Engineering vice-president Benjamin Sloss wrote on Tuesday US time that the configuration change was meant to be pushed out to a small number of servers in a single region, but was incorrectly sent to a larger number across several neighbouring regions.
This caused those regions to to stop using more than half of their available network capacity.
Sunday's incident affected multiple services in Google Cloud, G Suite and YouTube.
As iTWire's David Williams explained at the time, "It seems one poor Google tech — who I suspect now has to bring in donuts for the rest of the office — accidentally added a single "/" to the list of bad sites, on a line all by its lonesome self.
"When Google's search results check for matches the solitary slash actually rings true for everything – every URL with a slash in it registered as malware according to this search term. The solution wasn't to reboot anything, it was to take out that little one liner from the bad sites register."
Of Sunday's screw-up, Sloss wrote: "The network traffic to/from those regions then tried to fit into the remaining network capacity, but it did not.
"The network became congested, and our networking systems correctly triaged the traffic overload and dropped larger, less latency-sensitive traffic in order to preserve smaller latency-sensitive traffic flows, much as urgent packages may be couriered by bicycle through even the worst traffic jam."
He said the issue was detected "within seconds" but took much longer to fix than the target of a few minutes.
"Once alerted, engineering teams quickly identified the cause of the network congestion, but the same network congestion which was creating service degradation also slowed the engineering teams’ ability to restore the correct configurations, prolonging the outage," Sloss said.
"The Google teams were keenly aware that every minute which passed represented another minute of user impact, and brought on additional help to parallelise restoration efforts."
As to the impact, Sloss said YouTube had seen a 2.5% drop in views for an hour, while Google Cloud Storage showed a 30% reduction in traffic. About 1% of Gmail users had experienced issues.
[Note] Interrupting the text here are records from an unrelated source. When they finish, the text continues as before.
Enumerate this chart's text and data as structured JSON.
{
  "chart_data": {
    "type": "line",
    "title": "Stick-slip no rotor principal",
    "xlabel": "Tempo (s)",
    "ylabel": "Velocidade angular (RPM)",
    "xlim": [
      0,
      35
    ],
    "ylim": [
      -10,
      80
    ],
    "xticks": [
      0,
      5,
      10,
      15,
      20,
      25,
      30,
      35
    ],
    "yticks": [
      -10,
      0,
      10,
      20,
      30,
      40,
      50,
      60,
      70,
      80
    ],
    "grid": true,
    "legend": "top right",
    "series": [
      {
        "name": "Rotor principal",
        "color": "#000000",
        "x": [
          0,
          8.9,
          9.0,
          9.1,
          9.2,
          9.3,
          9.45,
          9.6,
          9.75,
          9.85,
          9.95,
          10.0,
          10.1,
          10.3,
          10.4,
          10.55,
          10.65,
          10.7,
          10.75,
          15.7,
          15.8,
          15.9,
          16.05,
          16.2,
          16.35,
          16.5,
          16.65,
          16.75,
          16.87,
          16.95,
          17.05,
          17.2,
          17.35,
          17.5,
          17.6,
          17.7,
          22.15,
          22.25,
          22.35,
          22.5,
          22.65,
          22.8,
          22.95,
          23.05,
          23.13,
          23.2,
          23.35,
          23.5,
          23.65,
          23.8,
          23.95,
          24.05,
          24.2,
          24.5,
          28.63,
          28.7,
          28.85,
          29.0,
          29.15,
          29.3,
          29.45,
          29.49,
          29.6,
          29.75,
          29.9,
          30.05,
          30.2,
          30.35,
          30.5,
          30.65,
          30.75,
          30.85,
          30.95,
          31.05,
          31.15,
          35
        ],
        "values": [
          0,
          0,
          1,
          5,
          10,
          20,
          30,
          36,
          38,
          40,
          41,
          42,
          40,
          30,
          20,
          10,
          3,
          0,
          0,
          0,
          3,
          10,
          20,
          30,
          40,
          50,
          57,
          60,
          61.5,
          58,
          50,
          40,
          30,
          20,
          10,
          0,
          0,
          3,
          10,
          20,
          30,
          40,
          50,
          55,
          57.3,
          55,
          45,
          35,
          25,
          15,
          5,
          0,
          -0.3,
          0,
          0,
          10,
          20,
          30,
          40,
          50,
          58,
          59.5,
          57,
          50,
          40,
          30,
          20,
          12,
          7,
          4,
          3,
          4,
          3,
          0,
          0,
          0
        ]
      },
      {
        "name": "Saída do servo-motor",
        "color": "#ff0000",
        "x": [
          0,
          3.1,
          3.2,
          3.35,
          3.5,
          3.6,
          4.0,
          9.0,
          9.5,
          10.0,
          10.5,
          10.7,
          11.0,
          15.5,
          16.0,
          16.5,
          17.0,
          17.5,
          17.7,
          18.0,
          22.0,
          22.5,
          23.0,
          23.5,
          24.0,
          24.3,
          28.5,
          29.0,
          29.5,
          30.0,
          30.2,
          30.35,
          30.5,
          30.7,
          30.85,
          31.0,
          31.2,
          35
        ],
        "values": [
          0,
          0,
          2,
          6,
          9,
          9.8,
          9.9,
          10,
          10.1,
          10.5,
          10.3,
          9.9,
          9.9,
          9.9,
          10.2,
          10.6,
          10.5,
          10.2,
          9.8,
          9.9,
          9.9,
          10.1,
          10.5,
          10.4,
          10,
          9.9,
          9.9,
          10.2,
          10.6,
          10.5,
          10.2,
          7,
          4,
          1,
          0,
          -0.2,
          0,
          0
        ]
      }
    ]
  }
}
"With all services restored to normal operation, Google’s engineering teams are now conducting a thorough post-mortem to ensure we understand all the contributing factors to both the network capacity loss and the slow restoration," he said.
"We will then have a focused engineering sprint to ensure we have not only fixed the direct cause of the problem, but also guarded against the entire class of issues illustrated by this event."
But his statement about the end of the issue may be a little premature. The Google Cloud status page has the following legend at the end: "We're investigating an issue with Google Compute Engine Persistent Disk in us-east4-b and us-east4-c. Affected customers may observe IO errors on Persistent Disks attached to instances and/or may fail to create PD snapshots in us-east4-b and us-east4-c.
"The issue should be resolved for majority of users and we expect a full resolution in the near future. We're waiting on our final changes to propagate. We will provide another status update by Tuesday, 2019-06-04 17:10 US/Pacific with current details." That update should be out at 10.10am AEST if it is on time.